Jarjayes alla jusqu'à un secrétaire, fit jouer un tiroir caché et y prit un petit papier qui avait dû être étroitement plié et défroissé avec peine.

- Le voici. Connaissez-vous l'écriture de la Reine ?

- Oui... c'est bien la sienne, confirma Batz, pris d'une soudaine émotion en lisant ce mince fragment sur lequel Marie-Antoinette avait écrit :

"Vous pouvez prendre confiance en l'homme qui vous parlera de ma part en vous remettant ce billet. Nous l'appelons Fidèle. Ses sentiments me sont connus : depuis cinq mois il n'a pas varié. Mais ne vous fiez pas trop à la femme de l'homme qui est enfermé ici avec nous. Je ne me fie ni à elle, ni à son mari... "

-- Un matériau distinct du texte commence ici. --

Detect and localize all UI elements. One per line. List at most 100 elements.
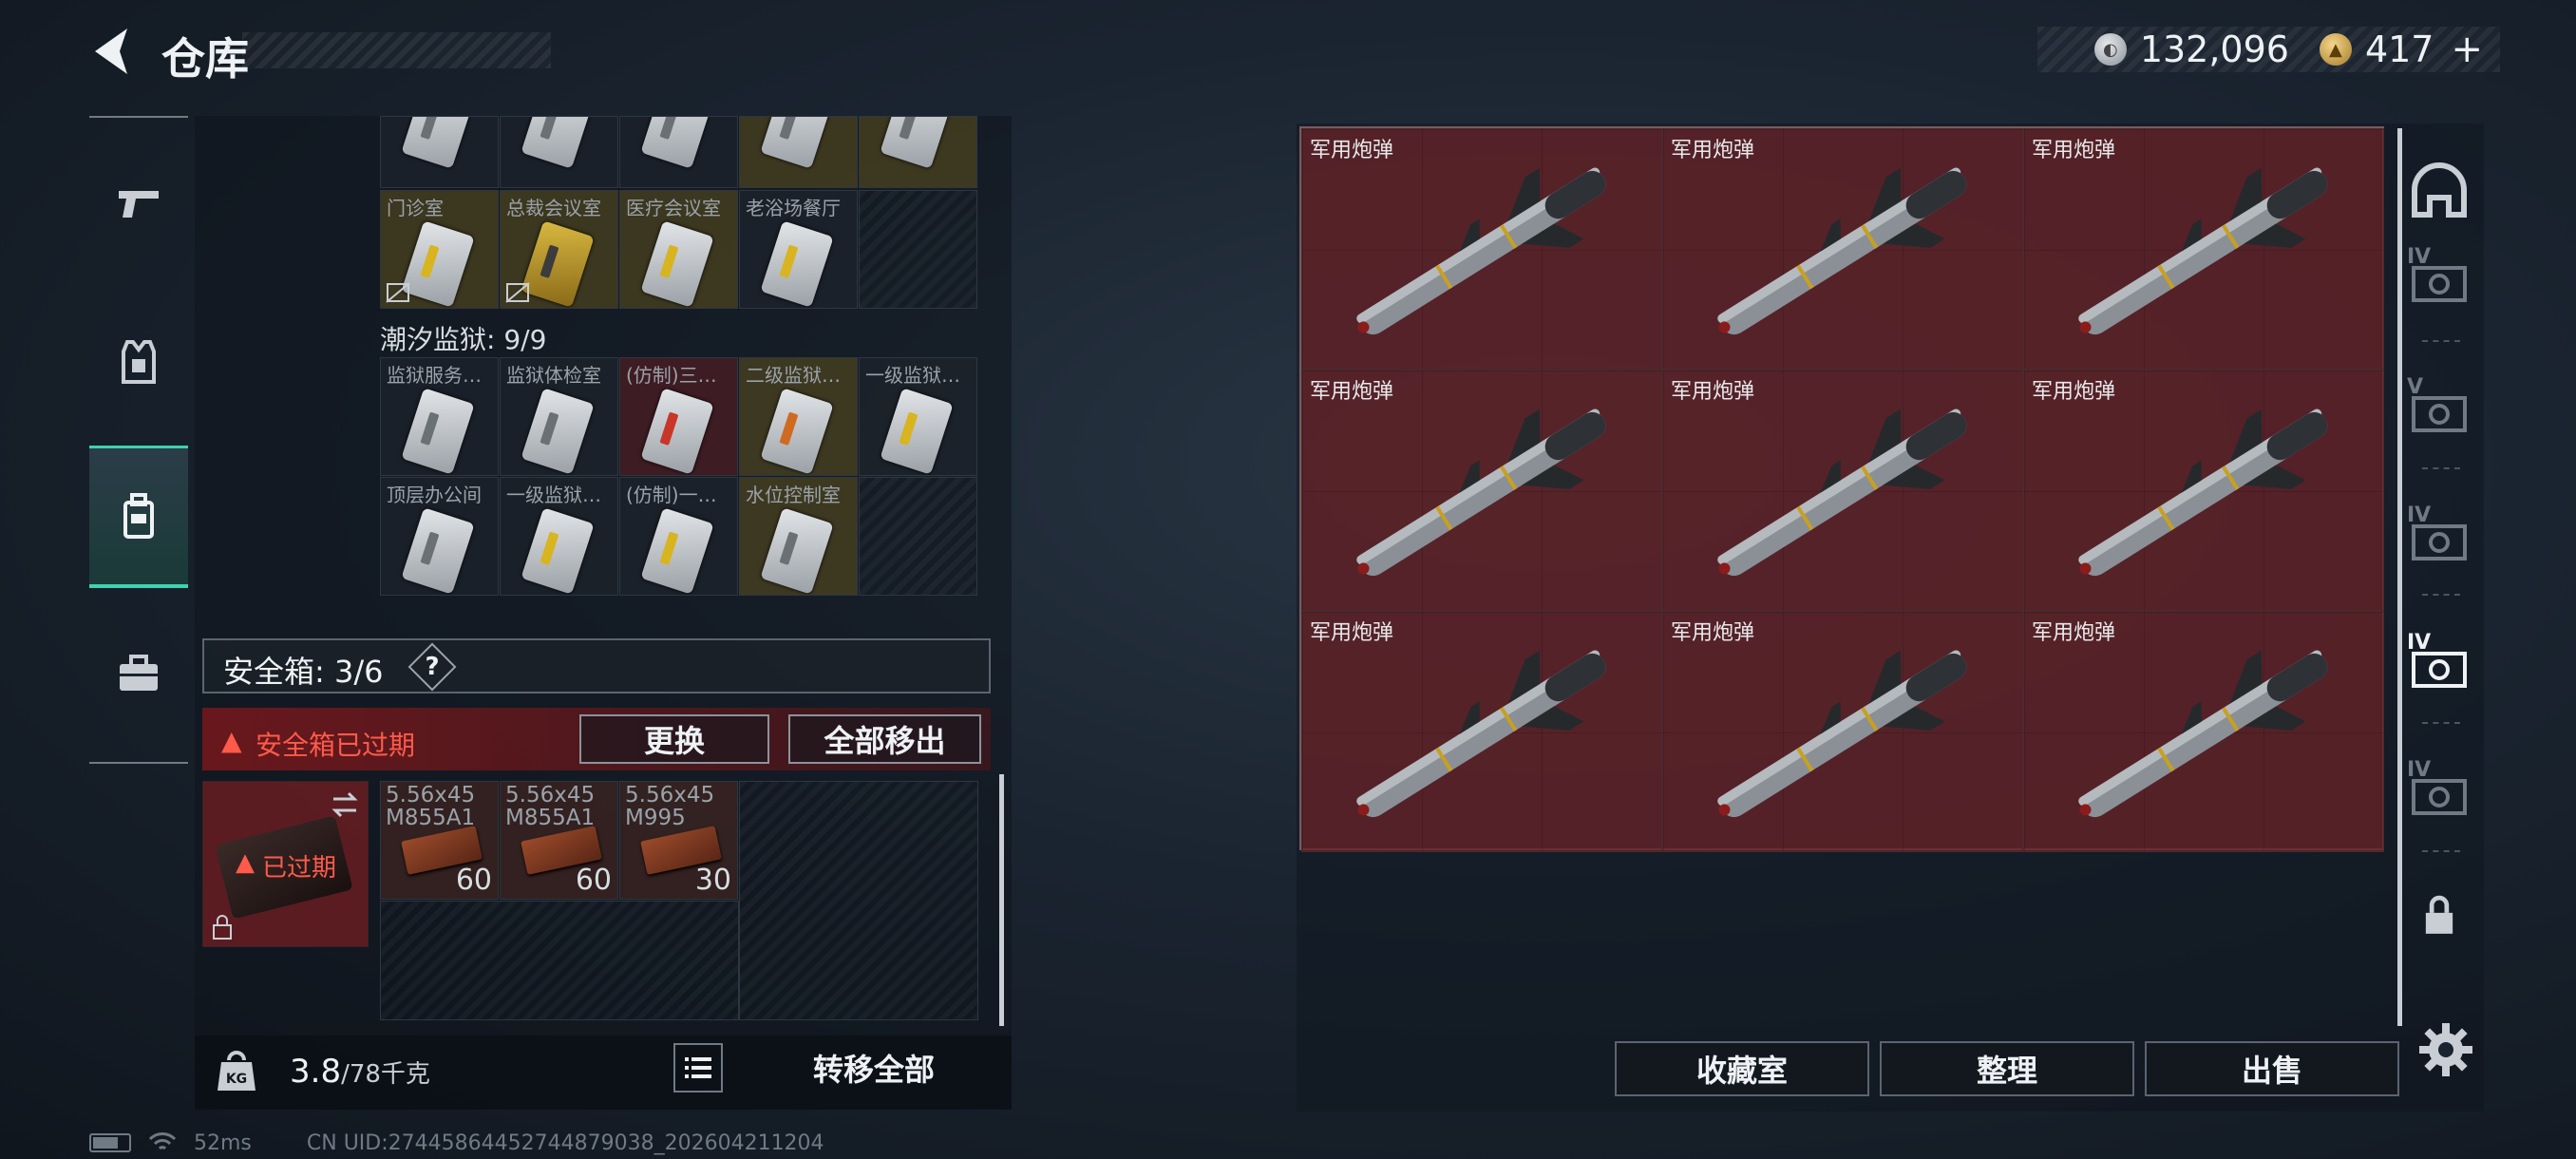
ping-text: 52ms (194, 1130, 252, 1155)
empty-slot[interactable] (380, 901, 739, 1020)
empty-slot[interactable] (859, 190, 977, 309)
key-case-icon (2412, 396, 2467, 432)
uid-text: CN UID:274458644527448790​38_20260421120… (306, 1130, 824, 1155)
title-stripe (242, 32, 551, 68)
nav-item-toolbox[interactable] (89, 602, 188, 745)
svg-text:KG: KG (226, 1072, 247, 1087)
nav-item-backpack[interactable] (89, 446, 188, 588)
key-slot[interactable] (619, 116, 738, 188)
key-item[interactable]: 一级监狱… (500, 477, 618, 596)
section-title: 潮汐监狱: 9/9 (380, 324, 547, 355)
weight-max: /78千克 (341, 1060, 430, 1089)
key-item[interactable]: 门诊室 (380, 190, 499, 309)
ammo-label: 5.56x45 M855A1 (386, 783, 476, 830)
key-label: 顶层办公间 (387, 484, 482, 506)
tier-tab[interactable]: IV (2407, 504, 2472, 568)
key-item[interactable]: 水位控制室 (739, 477, 858, 596)
ammo-count: 60 (455, 864, 492, 897)
key-item[interactable]: (仿制)一… (619, 477, 738, 596)
ammo-item[interactable]: 5.56x45 M855A1 60 (380, 781, 499, 900)
empty-slot[interactable] (859, 477, 977, 596)
stash-home-icon[interactable] (2407, 162, 2472, 226)
inventory-scrollbar[interactable] (999, 774, 1004, 1026)
missile-icon (1717, 167, 1967, 335)
help-icon: ? (425, 653, 440, 681)
key-label: 水位控制室 (746, 484, 841, 506)
key-label: (仿制)三… (626, 364, 717, 387)
nav-item-weapons[interactable] (89, 131, 188, 274)
key-slot[interactable] (859, 116, 977, 188)
stash-item[interactable]: 军用炮弹 (2023, 370, 2384, 611)
warning-icon: ▲ (236, 848, 255, 877)
ammo-item[interactable]: 5.56x45 M995 30 (619, 781, 738, 900)
swap-icon (331, 791, 358, 818)
replace-button[interactable]: 更换 (579, 714, 769, 764)
transfer-all-button[interactable]: 转移全部 (746, 1043, 1002, 1092)
silver-coin-value: 132,096 (2139, 28, 2289, 70)
top-bar: 仓库 ◐ 132,096 ▲ 417 + (0, 0, 2576, 104)
sell-button[interactable]: 出售 (2145, 1041, 2399, 1096)
expired-badge: 已过期 (262, 854, 337, 883)
key-label: (仿制)一… (626, 484, 717, 506)
list-icon (685, 1057, 711, 1078)
key-item[interactable]: 医疗会议室 (619, 190, 738, 309)
key-label: 一级监狱… (506, 484, 601, 506)
lock-icon[interactable] (2420, 895, 2458, 937)
ammo-item[interactable]: 5.56x45 M855A1 60 (500, 781, 618, 900)
stash-item[interactable]: 军用炮弹 (1301, 128, 1662, 370)
weight-icon: KG (218, 1051, 256, 1091)
sort-button[interactable]: 整理 (1880, 1041, 2134, 1096)
stash-item[interactable]: 军用炮弹 (2023, 128, 2384, 370)
status-bar: 52ms CN UID:274458644527448790​38_202604… (89, 1129, 824, 1157)
stash-item[interactable]: 军用炮弹 (1662, 611, 2023, 852)
stash-item[interactable]: 军用炮弹 (2023, 611, 2384, 852)
key-item[interactable]: 老浴场餐厅 (739, 190, 858, 309)
left-nav (89, 116, 188, 764)
key-item[interactable]: 监狱服务… (380, 357, 499, 476)
missile-icon (1356, 408, 1606, 577)
move-all-button[interactable]: 全部移出 (788, 714, 981, 764)
tier-tab-active[interactable]: IV (2407, 631, 2472, 695)
battery-icon (89, 1133, 131, 1152)
key-item[interactable]: 总裁会议室 (500, 190, 618, 309)
ammo-label: 5.56x45 M995 (625, 783, 715, 830)
add-currency-button[interactable]: + (2451, 28, 2483, 71)
help-button[interactable]: ? (407, 642, 457, 692)
tier-tab[interactable]: IV (2407, 245, 2472, 310)
key-item[interactable]: (仿制)三… (619, 357, 738, 476)
warning-icon: ▲ (221, 725, 242, 756)
key-label: 监狱体检室 (506, 364, 601, 387)
stash-tabs: IV V IV IV IV (2394, 124, 2484, 1036)
expired-warning-text: 安全箱已过期 (256, 730, 416, 761)
gold-coin-icon: ▲ (2319, 33, 2352, 66)
missile-icon (1356, 167, 1606, 335)
nav-item-armor[interactable] (89, 291, 188, 433)
missile-icon (1356, 650, 1606, 818)
stash-item[interactable]: 军用炮弹 (1301, 370, 1662, 611)
no-carry-icon (505, 282, 530, 303)
missile-icon (1717, 408, 1967, 577)
safebox-slot[interactable]: ▲ 已过期 (202, 781, 369, 947)
empty-slot[interactable] (739, 781, 978, 1020)
key-slot[interactable] (380, 116, 499, 188)
stash-item[interactable]: 军用炮弹 (1301, 611, 1662, 852)
key-item[interactable]: 二级监狱… (739, 357, 858, 476)
stash-item[interactable]: 军用炮弹 (1662, 128, 2023, 370)
key-slot[interactable] (739, 116, 858, 188)
tier-tab[interactable]: IV (2407, 758, 2472, 823)
key-label: 门诊室 (387, 197, 444, 219)
back-arrow-icon[interactable] (85, 23, 137, 80)
key-item[interactable]: 监狱体检室 (500, 357, 618, 476)
collection-room-button[interactable]: 收藏室 (1615, 1041, 1869, 1096)
tier-tab[interactable]: V (2407, 375, 2472, 440)
stash-item[interactable]: 军用炮弹 (1662, 370, 2023, 611)
key-slot[interactable] (500, 116, 618, 188)
settings-gear-icon[interactable] (2417, 1021, 2474, 1078)
safebox-bar: 安全箱: 3/6 ? (202, 638, 991, 694)
missile-icon (1717, 650, 1967, 818)
vest-icon (122, 340, 156, 384)
list-view-button[interactable] (673, 1043, 723, 1092)
key-item[interactable]: 一级监狱… (859, 357, 977, 476)
key-item[interactable]: 顶层办公间 (380, 477, 499, 596)
stash-grid: 军用炮弹 军用炮弹 军用炮弹 军用炮弹 军用炮弹 军用炮弹 军用炮弹 军用炮弹 军用炮弹 (1299, 126, 2384, 852)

- Je crois que Sa Majesté a tenu, dès cette entrée en matière, à vous prévenir contre les Tison, ce couple hypocrite et haineux prétendument attaché à son service. Ils représentent l'obstacle le plus difficile à franchir... et le principal sujet d'épouvanté de Lepitre. Vous lui auriez confié la tâche de les " éliminer "? Il n'y parviendra jamais...

- Je sais, c'est le gros problème. D'autant que la Reine refuse que l'on s'en débarrasse de façon radicale...

- Vous avez réussi, m'a-t-on dit, à vous entretenir avec elle durant quelques instants ?

- Oui, je l'avais exigé avant de donner ma confiance entière à Toulan. Ah, baron, comment vous dire ce que j'ai éprouvé en la retrouvant dans cette chambre mal carrelée, aux murs recouverts d'un mauvais papier vert à grands dessins! Les meubles ne valent guère mieux et l'on a jugé plaisant de placer sur la cheminée une pendule repré-sant la Roue de la Fortune ! Quelle dérision !

Sous l'influence d'une émotion soudaine, la carapace glacée du chevalier venait de craquer, pour la plus grande satisfaction de Batz qui se sentit tout à coup plus à l'aise.

- A-t-elle changé ? demanda-t-il avec douceur.

- Oui et non. Elle est toujours très belle, très digne, très fière mais ses cheveux sont blancs et son visage porte les traces de ses chagrins.

- Il faut faire en sorte que d'autres douleurs ne s'ajoutent pas à ce qu'elle a déjà subi. Je vous suis acquis, général. Me confierez-vous le détail de votre plan?

- Merci... du fond du cour! A présent, voici ce que nous avons décidé à ce jour. Lepitre vous a-t-il parlé des uniformes de municipaux ?

- Oui. Je peux vous en procurer si vous ne savez comment y parvenir.